For immediate release:

Sacramento, CA - Assemblymember David Alvarez (D – San Diego) introduced Assembly Bill 1886 to clarify the intent of the Builder's Remedy by specifying that if a City or County fails to comply with State housing law as determined by the California Department of Housing and Community Development a housing project can be accelerated with limited restrictions.


“Despite the current Builder's Remedy law, the lack of clarity has stopped projects in cities that don’t want to plan or build housing. This leads to California’s potential to make a significant difference in solving the housing crisis,” said Assemblymember David Alvarez. “The bill aims to resolve this problem by clarifying that HCD’s decision will activate the Builder’s Remedy for developers and prohibit cities from using their zoning codes to deny a housing project.”


In 1990, the Builder's Remedy was added to the Housing Accountability Act. It aimed to discourage cities from failing to build and meet the housing needs of their residents. However, for thirty years, use of the Builder's Remedy has been infrequent. The Builder’s Remedy allows homebuilders to move their housing projects with less red tape such as discretionary actions by local governments. These housing projects must include 20% of affordable housing units. There are several pending lawsuits due to the lack of action taken by cities to plan and build needed housing.

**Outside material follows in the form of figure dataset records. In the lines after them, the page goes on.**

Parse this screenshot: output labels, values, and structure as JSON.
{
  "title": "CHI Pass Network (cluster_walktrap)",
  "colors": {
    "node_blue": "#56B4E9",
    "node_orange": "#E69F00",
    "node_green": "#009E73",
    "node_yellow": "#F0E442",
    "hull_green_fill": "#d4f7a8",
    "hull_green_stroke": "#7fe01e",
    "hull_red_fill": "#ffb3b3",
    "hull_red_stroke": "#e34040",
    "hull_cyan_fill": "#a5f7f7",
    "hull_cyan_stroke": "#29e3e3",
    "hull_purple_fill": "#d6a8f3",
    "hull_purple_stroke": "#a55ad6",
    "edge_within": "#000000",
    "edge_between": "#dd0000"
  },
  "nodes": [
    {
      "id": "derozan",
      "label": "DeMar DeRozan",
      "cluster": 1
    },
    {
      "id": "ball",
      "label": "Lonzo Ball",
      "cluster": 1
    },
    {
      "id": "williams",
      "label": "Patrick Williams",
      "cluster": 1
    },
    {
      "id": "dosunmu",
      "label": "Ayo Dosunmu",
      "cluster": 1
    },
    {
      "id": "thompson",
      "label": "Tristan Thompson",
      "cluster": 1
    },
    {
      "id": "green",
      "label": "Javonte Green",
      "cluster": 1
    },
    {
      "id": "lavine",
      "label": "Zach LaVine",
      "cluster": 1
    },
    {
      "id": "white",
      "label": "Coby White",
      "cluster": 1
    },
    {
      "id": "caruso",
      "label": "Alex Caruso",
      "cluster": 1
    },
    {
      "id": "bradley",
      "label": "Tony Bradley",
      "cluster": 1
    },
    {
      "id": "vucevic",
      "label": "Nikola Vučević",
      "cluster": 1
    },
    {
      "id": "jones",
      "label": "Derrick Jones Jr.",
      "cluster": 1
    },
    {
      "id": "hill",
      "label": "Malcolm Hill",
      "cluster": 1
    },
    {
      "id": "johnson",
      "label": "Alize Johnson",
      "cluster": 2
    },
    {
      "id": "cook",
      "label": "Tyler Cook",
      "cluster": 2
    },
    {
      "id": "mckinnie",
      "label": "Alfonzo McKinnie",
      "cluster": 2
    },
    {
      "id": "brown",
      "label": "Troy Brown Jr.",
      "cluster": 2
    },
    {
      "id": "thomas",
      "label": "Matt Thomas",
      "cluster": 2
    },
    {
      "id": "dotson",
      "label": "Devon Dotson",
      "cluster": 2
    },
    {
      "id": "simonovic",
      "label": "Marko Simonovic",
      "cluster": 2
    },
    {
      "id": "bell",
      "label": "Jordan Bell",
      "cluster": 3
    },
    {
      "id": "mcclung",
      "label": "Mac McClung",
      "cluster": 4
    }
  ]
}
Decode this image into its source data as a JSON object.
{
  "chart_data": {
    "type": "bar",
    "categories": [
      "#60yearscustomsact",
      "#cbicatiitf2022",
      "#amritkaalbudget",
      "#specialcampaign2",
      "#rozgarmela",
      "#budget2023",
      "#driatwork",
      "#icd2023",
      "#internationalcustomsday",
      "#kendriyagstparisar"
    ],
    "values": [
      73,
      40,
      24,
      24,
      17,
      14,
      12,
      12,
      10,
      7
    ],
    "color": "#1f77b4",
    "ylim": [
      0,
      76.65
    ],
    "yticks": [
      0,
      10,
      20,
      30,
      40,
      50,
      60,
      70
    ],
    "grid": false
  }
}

"State housing element law exists to ensure there is a sufficient supply of properly zoned sites for residential development in jurisdictions across the state to accommodate the various housing needs of our population over time. To solve our housing affordability and availability crisis, it is critical that all cities and counties follow the law and timely adopt housing elements that are certified by the California Department of Housing and Community Development. In fact, the state takes this process so seriously that the housing element is the only element of the general plan that must be reviewed and certified for compliance by the state. AB 1886 is a good government measure to clarify when a local housing element shall be considered to be in substantial compliance with state law and we thank Assemblymember Alvarez for bringing it forward." Michael Lane, State Policy Director – SPUR


“California is facing a severe housing crisis, and the only way to tackle it is by ramping up housing construction. AB 1886 aims to fortify builders' ability to combat NIMBYism and streamline the housing approval process by making the Builder Remedy process work more effectively. With this legislation in place, delays will be minimized, and the homebuilding process will become more predictable in California. The California Building Industry Association (CBIA) commends Assemblymember Alvarez for taking the lead in authoring and introducing this crucial pro-housing legislation” California Building Industry Association Quote




The 80th Assembly District includes the communities of Barrio Logan, Logan Heights, Sherman Heights, Lincoln Acres, Bonita, Otay Mesa and San Ysidro, along with the cities of Chula Vista, National City and Imperial Beach.